Monday, June 29, 2009

Cold Calling

I love cold calling. This puts me in a minority, even among my peers in sales. In my experience, the individuals who suffer from "call reluctance" focus more on the recipient of their pitch than on themselves.

You're busy. Your prospect is busy. If your prospect doesn't like your pitch they will hang up and forget about you in 20 seconds! If they can move on so easily so can you.

Relying on your current clients to buy all of your ideas is a losing strategy. To grow yourself you must pitch your ideas to new individuals.

To successfully cold calling, you only need 2 things:
1) An Internet browser - one of my former colleagues pointed out that I used to make most of my cold calls with no more information than my prospect's website. Remember, the goal of a cold call is to get a chance to pitch in person
2) Confidence - as discussed in "over qualified," one the biggest reasons for failed pitches is lack of confidence. Lack of belief in your pitch comes through like a air raid siren on the phone and makes hanging up that much easier for your prospect

The rule of thumb I live by is it takes 7 "nos" to get 1 "yes." Sometimes this ratio is lower, sometimes higher, but it helps guide me when I pitch ideas.

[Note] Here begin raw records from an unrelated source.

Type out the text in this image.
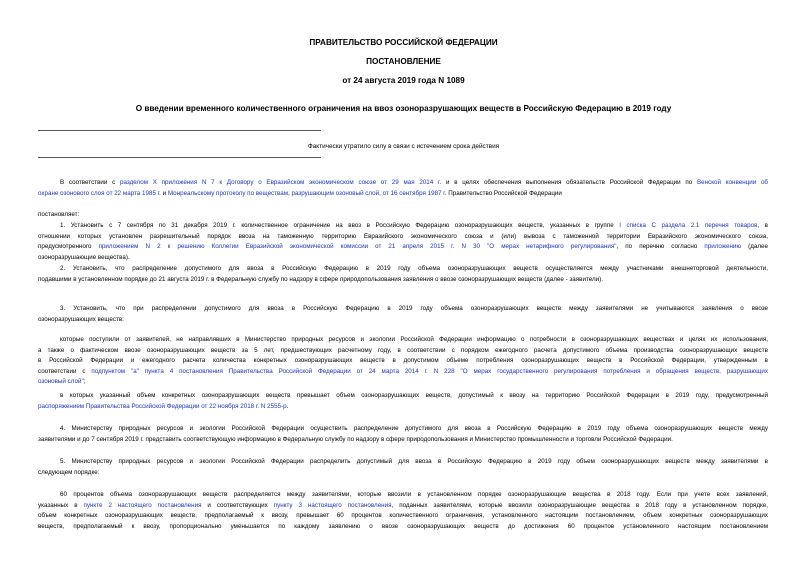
ПРАВИТЕЛЬСТВО РОССИЙСКОЙ ФЕДЕРАЦИИ
ПОСТАНОВЛЕНИЕ
от 24 августа 2019 года N 1089
О введении временного количественного ограничения на ввоз озоноразрушающих веществ в Российскую Федерацию в 2019 году
Фактически утратило силу в связи с истечением срока действия
В соответствии с разделом X приложения N 7 к Договору о Евразийском экономическом союзе от 29 мая 2014 г. и в целях обеспечения выполнения обязательств Российской Федерации по Венской конвенции об
охране озонового слоя от 22 марта 1985 г. и Монреальскому протоколу по веществам, разрушающим озоновый слой, от 16 сентября 1987 г. Правительство Российской Федерации
постановляет:
1. Установить с 7 сентября по 31 декабря 2019 г. количественное ограничение на ввоз в Российскую Федерацию озоноразрушающих веществ, указанных в группе I списка С раздела 2.1 перечня товаров, в
отношении которых установлен разрешительный порядок ввоза на таможенную территорию Евразийского экономического союза и (или) вывоза с таможенной территории Евразийского экономического союза,
предусмотренного приложением N 2 к решению Коллегии Евразийской экономической комиссии от 21 апреля 2015 г. N 30 "О мерах нетарифного регулирования", по перечню согласно приложению (далее
озоноразрушающие вещества).
2. Установить, что распределение допустимого для ввоза в Российскую Федерацию в 2019 году объема озоноразрушающих веществ осуществляется между участниками внешнеторговой деятельности,
подавшими в установленном порядке до 21 августа 2019 г. в Федеральную службу по надзору в сфере природопользования заявления о ввозе озоноразрушающих веществ (далее - заявители).
3. Установить, что при распределении допустимого для ввоза в Российскую Федерацию в 2019 году объема озоноразрушающих веществ между заявителями не учитываются заявления о ввозе
озоноразрушающих веществ:
которые поступили от заявителей, не направлявших в Министерство природных ресурсов и экологии Российской Федерации информацию о потребности в озоноразрушающих веществах и целях их использования,
а также о фактическом ввозе озоноразрушающих веществ за 5 лет, предшествующих расчетному году, в соответствии с порядком ежегодного расчета допустимого объема производства озоноразрушающих веществ
в Российской Федерации и ежегодного расчета количества конкретных озоноразрушающих веществ в допустимом объеме потребления озоноразрушающих веществ в Российской Федерации, утвержденным в
соответствии с подпунктом "а" пункта 4 постановления Правительства Российской Федерации от 24 марта 2014 г. N 228 "О мерах государственного регулирования потребления и обращения веществ, разрушающих
озоновый слой";
в которых указанный объем конкретных озоноразрушающих веществ превышает объем озоноразрушающих веществ, допустимый к ввозу на территорию Российской Федерации в 2019 году, предусмотренный
распоряжением Правительства Российской Федерации от 22 ноября 2018 г. N 2555-р.
4. Министерству природных ресурсов и экологии Российской Федерации осуществить распределение допустимого для ввоза в Российскую Федерацию в 2019 году объема озоноразрушающих веществ между
заявителями и до 7 сентября 2019 г. представить соответствующую информацию в Федеральную службу по надзору в сфере природопользования и Министерство промышленности и торговли Российской Федерации.
5. Министерству природных ресурсов и экологии Российской Федерации распределить допустимый для ввоза в Российскую Федерацию в 2019 году объем озоноразрушающих веществ между заявителями в
следующем порядке:
60 процентов объема озоноразрушающих веществ распределяется между заявителями, которые ввозили в установленном порядке озоноразрушающие вещества в 2018 году. Если при учете всех заявлений,
указанных в пункте 2 настоящего постановления и соответствующих пункту 3 настоящего постановления, поданных заявителями, которые ввозили озоноразрушающие вещества в 2018 году в установленном порядке,
объем конкретных озоноразрушающих веществ, предполагаемый к ввозу, превышает 60 процентов количественного ограничения, установленного настоящим постановлением, объем конкретных озоноразрушающих
веществ, предполагаемый к ввозу, пропорционально уменьшается по каждому заявлению о ввозе озоноразрушающих веществ до достижения 60 процентов установленного настоящим постановлением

Since I'm in the minority, I'm interested in your thoughts on cold calling. Why do you avoid it? What do you do to overcome your reluctance to cold call?


Andrew said...

In my now former sales life, I found I was reluctant to cold call when I felt hesistant about the *perceived* value of what I was calling about. If I had a *good* reason to call, I could and would cold call all day. The essence of a "good reason" lies completely with the prospect. You need to be addressing a problem that: 1. they have (or are likely to have) and 2. a problem that they care enough about to agree to give you the time to hear your pitch in person.

Without #'s 1 and 2 the process of cold calling is futile.

Hamish Knox said...

Good points, Andrew. I'm interested to know how the perception of value is determined.

Is that an internal measure like, "I wouldn't buy this if I was on the receiving end" or an external measure like, "my prospect is too busy to find value in my pitch"?

The challenge with perceived value is that no one knows of the benefits they're missing out on until those benefits are pointed out to them. Major consumer inventions like the light bulb, car, and microwavable dinner weren't developed from consumer requests, they were invented and marketed as "must haves" to consumers who then incorporated those products into their day-to-day lives.

Brayden said...


Cold calling is an effective way of creating buzz for your business. If you have a good business and you want more people to know about it, then this is the best approach.

Hamish Knox said...

Thanks for your comment, Brayden.

What, in your opinion, makes a "good business"?